La question centrale dans cette affaire résidait dans le fait de savoir si un hôpital psychiatrique, qui pratique des méthodes libérales de réinsertion, peut être tenu pour responsable, même en l’absence de faute de sa part, des dommages causés par les malades qui en bénéficient. Le Conseil d’Etat répond par l’affirmative en se fondant sur le risque que font peser sur les tiers de telles méthodes.
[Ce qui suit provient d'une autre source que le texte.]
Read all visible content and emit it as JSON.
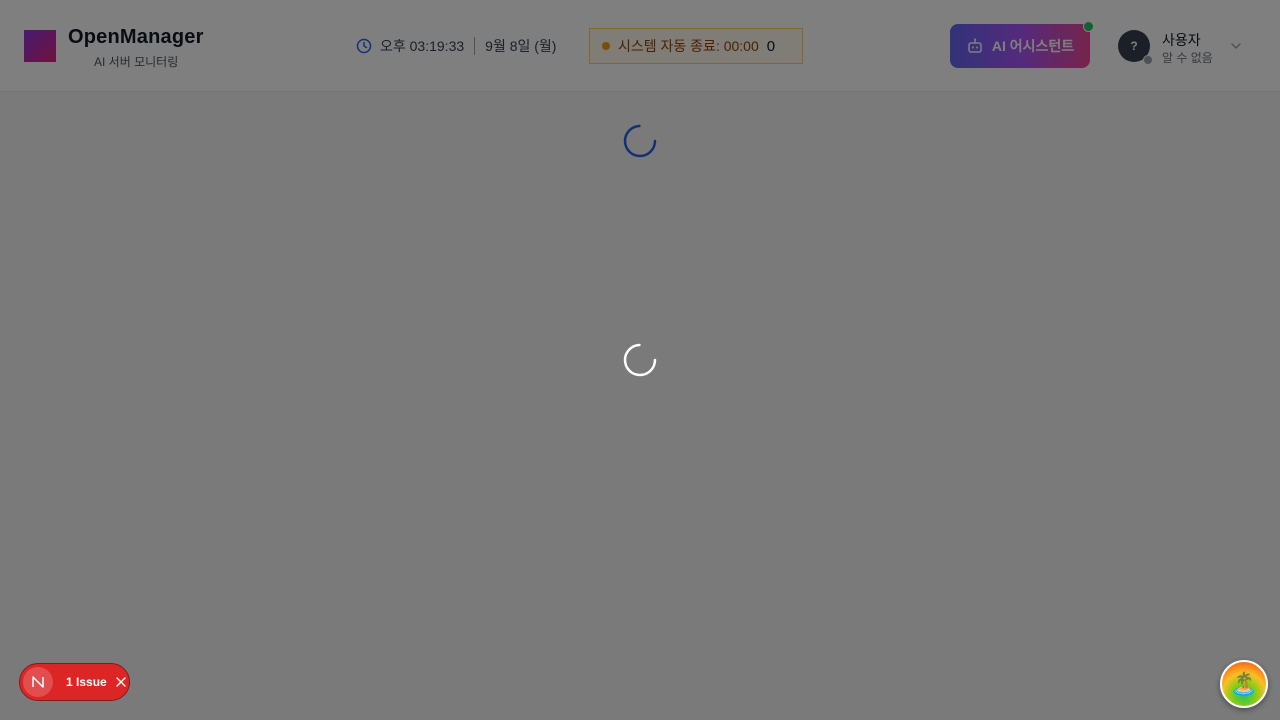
{
  "brand": {
    "name": "OpenManager",
    "subtitle": "AI 서버 모니터링"
  },
  "clock": {
    "time": "오후 03:19:33",
    "date": "9월 8일 (월)"
  },
  "auto_shutdown": {
    "label": "시스템 자동 종료: 00:00",
    "count": "0"
  },
  "ai_assistant": {
    "label": "AI 어시스턴트",
    "online": true
  },
  "user": {
    "avatar": "?",
    "name": "사용자",
    "role": "알 수 없음"
  },
  "issue_badge": {
    "label": "1 Issue"
  },
  "bubble": {
    "emoji": "🏝️"
  },
  "colors": {
    "overlay": "rgba(0,0,0,0.5)",
    "accent_blue": "#2563eb",
    "issue_red": "#dc2626",
    "online_green": "#22c55e",
    "amber": "#f59e0b"
  },
  "icons": {
    "logo": "gradient-square",
    "clock": "clock-icon",
    "status_dot": "amber-dot",
    "ai": "robot-icon",
    "chevron": "chevron-down-icon",
    "loading": "spinner-icon",
    "issue": "n-logo-icon",
    "close": "close-icon"
  }
}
Cette solution n’est pas nouvelle : le juge administratif avait déjà admis la responsabilité sans faute pour risque d’un établissement utilisant des méthodes modernes de rééducation avec des mineurs délinquants.
Il convient, donc, d’étudier, dans une première partie, l’application du régime de responsabilité sans faute pour risque du fait des méthodes dangereuses au cas des malades mentaux (I) et d’analyser, dans une seconde partie, les conditions d’engagement de cette responsabilité (II).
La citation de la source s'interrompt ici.